On the other side of the glass stood Cora and Lily, pressed in close to the tiny window. Through the grimy glass, Alex could just make out Cora mouthing, ‘I’m sorry,’ and waving at Rhys, who grinned and waved back. ‘Goodnight,’ Cora mouthed, and blew a kiss.
Lily didn’t say anything, or make any hand movements, but the smile she gave him warmed Alex far more than the almost-lethal tequila had.
‘See?’ Gareth murmured. ‘It’s all very easy when you don’t try to make it hard.’
‘Maybe you’re right,’ Alex said as Cora and Lily disappeared from view again.
Rhys turned back to them, still grinning broadly. Apparently all he’d really needed was proof that his fiancée still remembered who he was.
‘Let’s have another of these,’ he announced, holding up the shot glass. ‘And then we’re going to the strip club!’
* * * *
The day before the wedding went by in a blur.

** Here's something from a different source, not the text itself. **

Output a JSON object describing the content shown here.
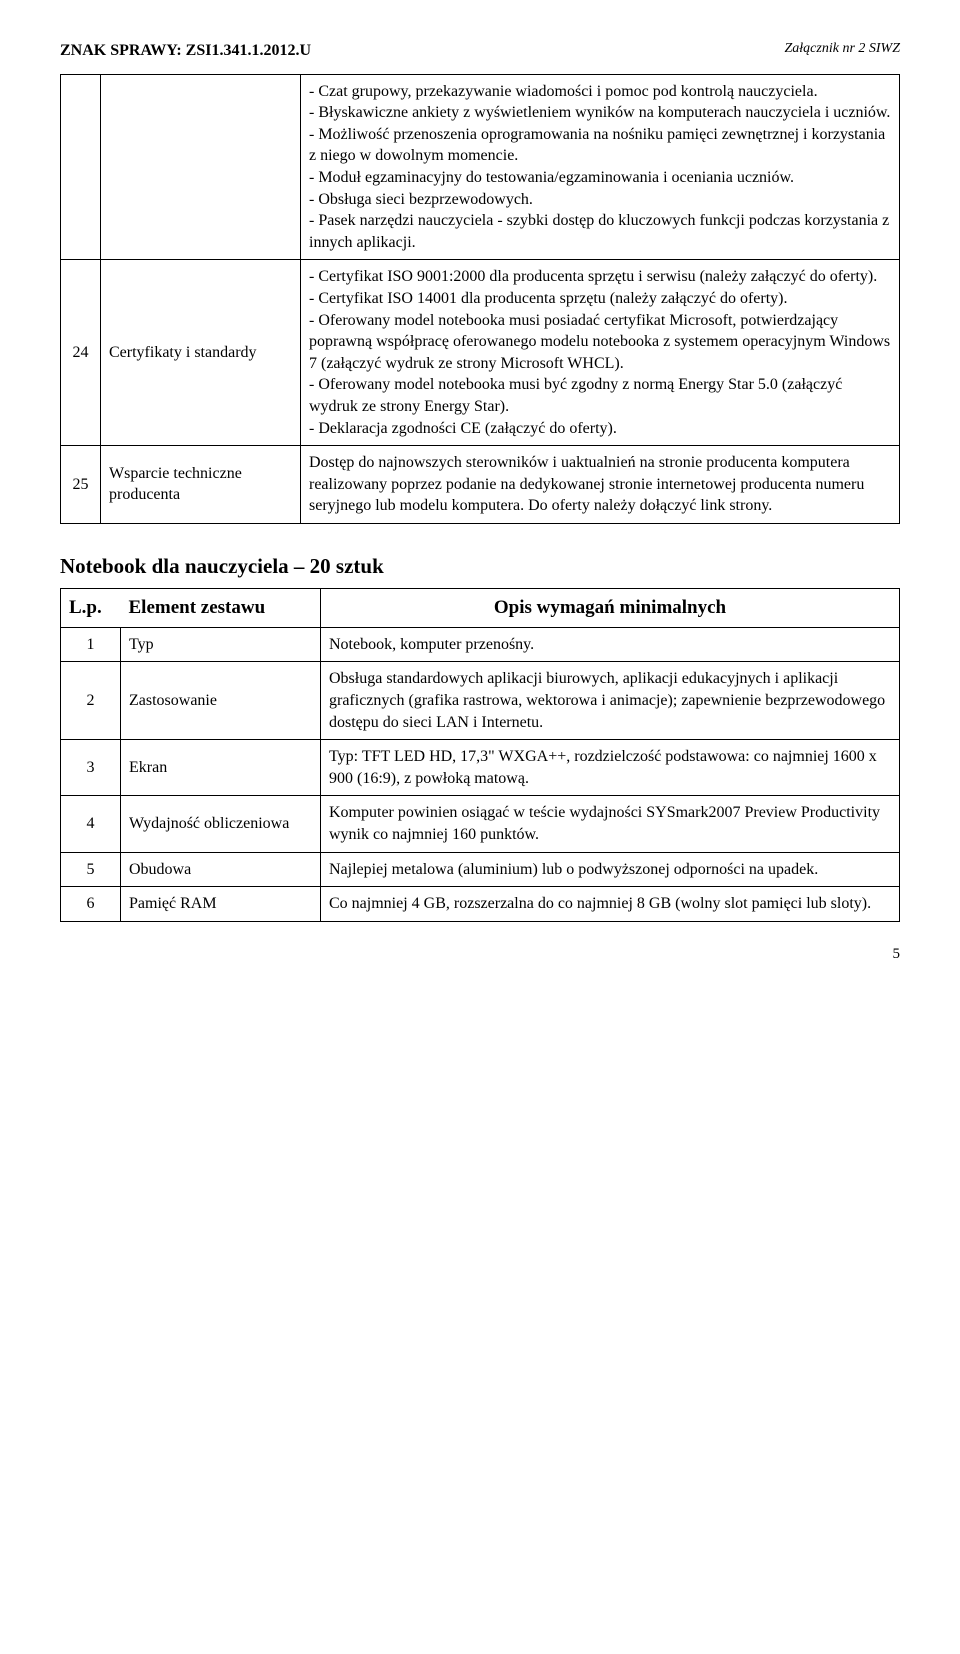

Before Lily had time to think, she was squeezing into her fancy lingerie and tugging on her raspberry bridesmaid dress, and too busy making sure that Cora was okay to even have time to think about what had happened last time she wore that dress.
‘He’ll be there, right?’ Cora asked, a dozen times on their way to the church.
‘Alex already texted,’ Lily reassured her, each time. ‘Rhys is there, pacing the church, waiting for you. Your happy ever after starts here.’
And it did. Lily stood, bouquet in hand, and watched as her best friend since childhood promised to love, honour and cherish the man she loved – and as he promised it back. How could anyone not believe in love and marriage right then?
But really, Lily mused as the vicar droned on, it wasn’t the public ceremony that convinced her. It was the private moments. The way Rhys always took a glass of water up for Cora at bedtime, because she always forgot. It was Cora singing Rhys’s favourite song while she cooked dinner. It wasn’t a spare room full of wedding books and samples – it was Cora at the window last night, and Rhys beaming back at the sight of her.
That was the true love Alex was searching for, she was sure of it.
Glancing back, she saw Evelyn and Max sitting together, and wondered if that was what they had. She hoped so. Her mum deserved some real love, after so many years alone. And Max would be good for her.